Deixemos de lado (por enquanto), parte do fascínio deste povo, para focar na culinária.

Eu, que já trabalhei de chef, garçonete e até hostess em restaurantes de NY, adoro os segredos da culinária.
Vivo um pouco, como no filme Como Água para Chocolate, levo a sério o que comemos.

E foi em Mikonos, numa casinha branca, que descobri a paixão visceral pela coalhada seca. Até aquele verão, alguns anos atrás, acreditava que a coalhada era um prato árabe ou libanês.


Zia Hamsssa, uma senhora cheia de vigor como dizem os gegos (obesa e muito alegre, diríamos), ensinou que foram eles, os gregos, ou helenos como era conhecido todo o povo que falava grego,mesmo que não vivesse na Grécia, que deu origem a muitos outros povos.


Como a Grécia é um aglomerado de ilhas, ficava muito difícil trazer e manter alimentos frescos. Os homens, sábios filósofos, criadores de fundamentos de justiça e liberdade individual ainda hoje respeitados, precisavam alimentar sua alma e seu intelecto. Sábios, acreditavam que a hora das refeições era sagrada, deveria ser também um momento de discussão, de compartilhar idéias e sentimentos. De aprender com os outros.


Um grego nunca, jamais, come sozinho. A maioria das comidas gregas, são feitas em grandes porções. As refeições, banquetes com muita variedade de sabores e perfume. Esta é mais uma lição. Embora a mesa esteja sempre farta, não devemos comer além do que precisamos, a gula, é o pecado dos egoístas. Os sábios escolhem com calma o que comer, matam a fome do corpo e depois, com o vinho e os amigos, matam a fome do intelecto. A luz do conhecimento, já contava Platão em um de meus mitos preferidos, o mito da caverna, é a maior fonte de prazer, mas pode cegar os “ignorantes”, mas isso já é assunto para outro post.

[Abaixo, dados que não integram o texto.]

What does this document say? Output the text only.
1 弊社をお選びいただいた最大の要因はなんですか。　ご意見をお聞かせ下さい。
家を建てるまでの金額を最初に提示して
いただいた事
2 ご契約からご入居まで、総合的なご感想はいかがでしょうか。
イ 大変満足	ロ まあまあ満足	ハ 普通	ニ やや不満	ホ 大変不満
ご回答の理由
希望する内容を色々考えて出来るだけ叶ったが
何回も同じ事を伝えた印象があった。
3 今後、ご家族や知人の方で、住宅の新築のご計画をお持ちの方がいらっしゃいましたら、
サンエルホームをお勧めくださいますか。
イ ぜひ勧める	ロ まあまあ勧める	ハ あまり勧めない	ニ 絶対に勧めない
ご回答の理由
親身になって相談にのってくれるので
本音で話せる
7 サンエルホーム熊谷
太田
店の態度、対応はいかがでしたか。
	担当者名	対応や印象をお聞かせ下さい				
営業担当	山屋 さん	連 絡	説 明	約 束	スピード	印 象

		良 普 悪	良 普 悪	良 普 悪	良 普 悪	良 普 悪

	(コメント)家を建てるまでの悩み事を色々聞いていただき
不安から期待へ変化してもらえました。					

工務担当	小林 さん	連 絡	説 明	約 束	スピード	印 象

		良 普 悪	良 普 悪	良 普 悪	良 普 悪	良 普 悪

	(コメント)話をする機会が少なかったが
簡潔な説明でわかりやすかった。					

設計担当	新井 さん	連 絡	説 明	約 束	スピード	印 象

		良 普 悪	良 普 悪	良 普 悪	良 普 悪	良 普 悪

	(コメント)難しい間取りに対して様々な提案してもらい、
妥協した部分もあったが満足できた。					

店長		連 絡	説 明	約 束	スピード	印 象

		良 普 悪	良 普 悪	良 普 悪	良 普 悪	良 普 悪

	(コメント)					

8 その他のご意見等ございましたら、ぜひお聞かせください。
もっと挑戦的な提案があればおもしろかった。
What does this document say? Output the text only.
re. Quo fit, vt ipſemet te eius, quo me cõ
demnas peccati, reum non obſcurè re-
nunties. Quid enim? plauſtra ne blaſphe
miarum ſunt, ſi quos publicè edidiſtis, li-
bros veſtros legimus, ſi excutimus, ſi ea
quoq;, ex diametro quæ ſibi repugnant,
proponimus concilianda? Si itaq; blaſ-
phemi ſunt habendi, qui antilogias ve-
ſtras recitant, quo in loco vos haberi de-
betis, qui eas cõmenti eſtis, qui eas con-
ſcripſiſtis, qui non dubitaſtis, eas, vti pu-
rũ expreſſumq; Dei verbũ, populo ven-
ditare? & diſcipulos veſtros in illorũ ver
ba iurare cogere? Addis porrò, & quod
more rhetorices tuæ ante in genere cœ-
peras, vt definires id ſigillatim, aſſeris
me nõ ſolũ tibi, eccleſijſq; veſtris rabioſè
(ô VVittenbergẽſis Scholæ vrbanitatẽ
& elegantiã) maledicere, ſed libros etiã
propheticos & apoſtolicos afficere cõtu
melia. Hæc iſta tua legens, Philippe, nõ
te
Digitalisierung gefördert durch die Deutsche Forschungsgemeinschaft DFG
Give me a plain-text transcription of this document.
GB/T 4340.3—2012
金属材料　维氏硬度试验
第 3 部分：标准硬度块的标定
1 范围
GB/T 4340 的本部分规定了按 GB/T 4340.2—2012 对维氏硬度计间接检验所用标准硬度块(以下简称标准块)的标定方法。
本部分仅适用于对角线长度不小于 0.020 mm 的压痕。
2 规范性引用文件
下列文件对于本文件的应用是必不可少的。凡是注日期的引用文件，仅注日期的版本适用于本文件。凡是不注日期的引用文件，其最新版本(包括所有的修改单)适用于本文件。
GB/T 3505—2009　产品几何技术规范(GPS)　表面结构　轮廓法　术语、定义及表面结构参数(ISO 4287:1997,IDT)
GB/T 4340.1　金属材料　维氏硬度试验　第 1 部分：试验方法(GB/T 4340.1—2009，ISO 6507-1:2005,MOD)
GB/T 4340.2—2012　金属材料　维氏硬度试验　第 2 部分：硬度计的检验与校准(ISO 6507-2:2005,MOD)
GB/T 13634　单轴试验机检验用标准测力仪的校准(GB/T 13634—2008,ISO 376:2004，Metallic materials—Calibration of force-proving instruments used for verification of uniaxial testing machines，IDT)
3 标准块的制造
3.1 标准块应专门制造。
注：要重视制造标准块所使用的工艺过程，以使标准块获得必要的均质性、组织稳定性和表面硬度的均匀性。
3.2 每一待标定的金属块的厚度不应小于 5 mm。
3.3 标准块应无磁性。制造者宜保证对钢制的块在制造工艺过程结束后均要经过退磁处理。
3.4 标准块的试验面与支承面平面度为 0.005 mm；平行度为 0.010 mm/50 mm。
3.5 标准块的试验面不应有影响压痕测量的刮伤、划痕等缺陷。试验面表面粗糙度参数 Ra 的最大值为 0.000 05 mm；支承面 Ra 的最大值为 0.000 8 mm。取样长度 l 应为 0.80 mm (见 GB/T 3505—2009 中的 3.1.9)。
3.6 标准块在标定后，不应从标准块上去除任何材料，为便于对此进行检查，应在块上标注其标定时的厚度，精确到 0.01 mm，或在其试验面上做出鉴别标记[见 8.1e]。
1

A tradição da comida e da música é coisa séria para os gregos. “A música, minha filha, alimenta a mente e dá equilíbrio. A comida é sagrada, abençoada por Zeus ou por Hades (deus do inferno), depende de quem cozinha, por isso, ninguém coloca a mão na minha comida sem pedir permissão. A coalhada seca é a base de tudo, pura, nutritiva, porém forte e com personalidade, como os gregos.” Dizia uma Zia Hamssa já com as bochechas vermelhas de tanto mexer o caldeirão de leite.


E foi assim, em meio a deuses e tradições, que começou o que hoje chamo de coalhadoterapia, ritual de um dia e duas noites até que fique pronta a coalhada e quem a prepara.
Ontem, ao som de música e cheia de idéias na cabeça, comecei o preparo da comida dos deuses. Como de costume, começo numa noite inspirada, de preferência com céu estrelado. Todas às vezes, lembro do rosto rosado e sempre feliz da Zia Hamssa, afinal tudo o que sentimos enquanto cozinhamos passa para a comida. Durante dois dias, esqueço de todo o meu ceticismo.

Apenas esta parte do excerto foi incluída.